RSF’nin ağır yenilgiler aldığı (Hartum’un kaybedildiği, başkentin Port Sudan’a taşındığı) ilk ayları müteakip şiddet, ülkenin büyük bir bölümüne yayıldı. RSF’nin Eylül 2024’te başlattığı saldırıya kadar iki güç, iki hat boyunca güçlenmeyi bildi: Sudan ordusu, Feşir gibi bazı bölgeler hâlâ RSF’nin elinde olsa da ülkenin güneybatısını kontrol ediyordu. RSF, kuzeydoğuya hâkimdi. Bu yılın Mart ayında Burhan’a bağlı birliklerin Hartum’u geri almasıyla birlikte, ABD ve Suudi Arabistan’ın desteklediği arabuluculuk çabalarına karşın, husumetin ancak askeri bir zaferle neticeleneceği iyice görüldü.

Sudan’ın elindeki zenginlikler, kıtanın üçüncü büyük altın üreticisi olması ve yılda en az 90 ton altın çıkarması gibi gerçekler üzerinden, savaşın ateşine benzini esas olarak dış güçlerin döktüğünü görebilmek mümkün. Ülke, altının yanı sıra, Güney Sudan’ın ayrılmasından sonra azalmış olan petrol rezervlerine ve birçok güç tarafından arzulanan, Kızıldeniz’e açılan kıymetli bir kapıya sahip. Bu çıkar grupları ve uluslararası aktörlerin sağladığı silahlar olmadan iç savaş var olamazdı.

BM Genel Sekreteri Antonio Guterres, Pazartesi günü çatışmaya müdahale eden ve “savaşan taraflara silah sağlayan” tüm ülkeleri ateşkes çabalarını baltalamayı bırakmaya çağırdığında, tam da bu hususa değiniyordu.

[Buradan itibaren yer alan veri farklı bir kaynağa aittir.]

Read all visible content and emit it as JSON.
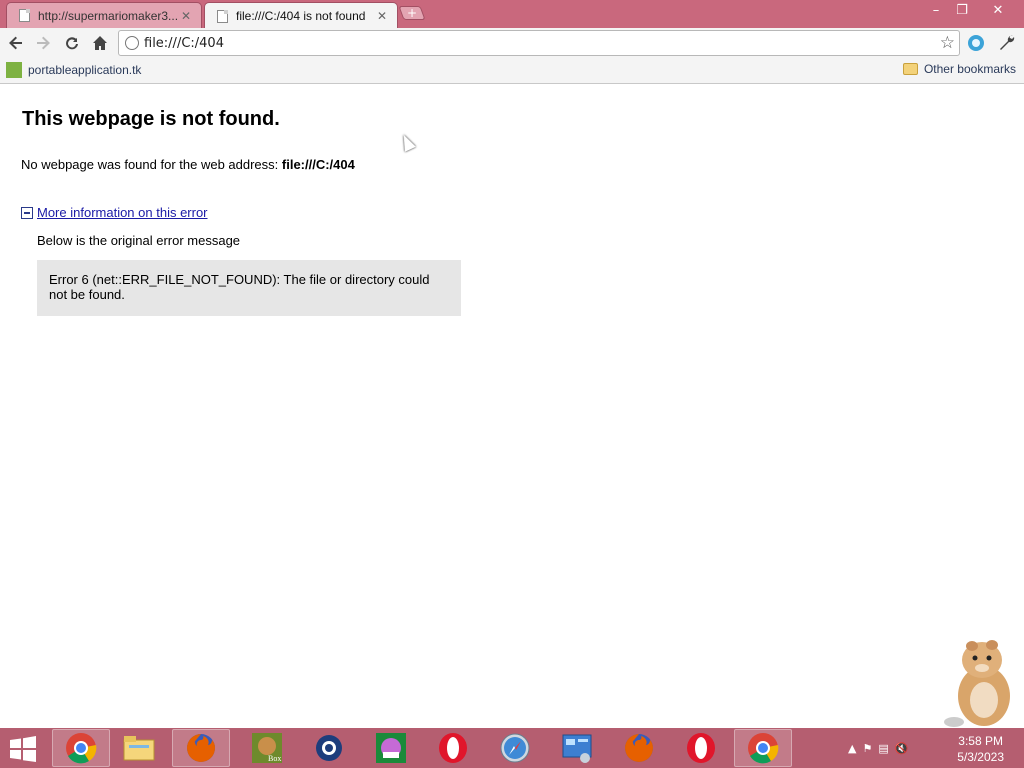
{
  "browser": {
    "tabs": [
      {
        "title": "http://supermariomaker3...",
        "active": false
      },
      {
        "title": "file:///C:/404 is not found",
        "active": true
      }
    ],
    "new_tab_label": "+",
    "window_controls": {
      "minimize": "–",
      "restore": "❐",
      "close": "✕"
    },
    "address": "file:///C:/404",
    "bookmarks": [
      {
        "label": "portableapplication.tk"
      }
    ],
    "other_bookmarks": "Other bookmarks"
  },
  "page": {
    "title": "This webpage is not found.",
    "description_prefix": "No webpage was found for the web address: ",
    "description_url": "file:///C:/404",
    "more_info_link": "More information on this error",
    "original_label": "Below is the original error message",
    "error_message": "Error 6 (net::ERR_FILE_NOT_FOUND): The file or directory could not be found."
  },
  "taskbar": {
    "apps": [
      {
        "name": "chrome-icon"
      },
      {
        "name": "file-explorer-icon"
      },
      {
        "name": "firefox-icon"
      },
      {
        "name": "box-app-icon"
      },
      {
        "name": "q-app-icon"
      },
      {
        "name": "paint-app-icon"
      },
      {
        "name": "opera-icon"
      },
      {
        "name": "safari-icon"
      },
      {
        "name": "control-panel-icon"
      },
      {
        "name": "firefox-icon"
      },
      {
        "name": "opera-icon"
      },
      {
        "name": "chrome-icon"
      }
    ],
    "time": "3:58 PM",
    "date": "5/3/2023"
  },
  "colors": {
    "titlebar": "#c9687d",
    "taskbar": "#b55e70",
    "link": "#1a1aa6"
  }
}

Burhan’ın arkasında, doğu Afrika kıyılarında nüfuz elde etmek için Birleşik Arap Emirlikleri (BAE ) ile rekabet eden Suudi Arabistan, ama aynı zamanda İran, Mısır ve Türkiye var. Türkiye, tarihsel olarak Sudan ordusuna yakın. Bu ülke, geçen yılın sonundan beri birçok analistin Sudan Silahlı Kuvvetleri’nin taarruzu için hayati önem taşıdığını düşündüğü insansız hava araçlarının tedarikçisi. Öte yandan Dagalo, bir dizi uluslararası ziyaretle kendini güvenilir bir lider olarak göstermeye çalıştı, ancak Darfur’daki soykırım suçlamaları onun bu hırslarının sonuçsuz kalmasına neden oldu.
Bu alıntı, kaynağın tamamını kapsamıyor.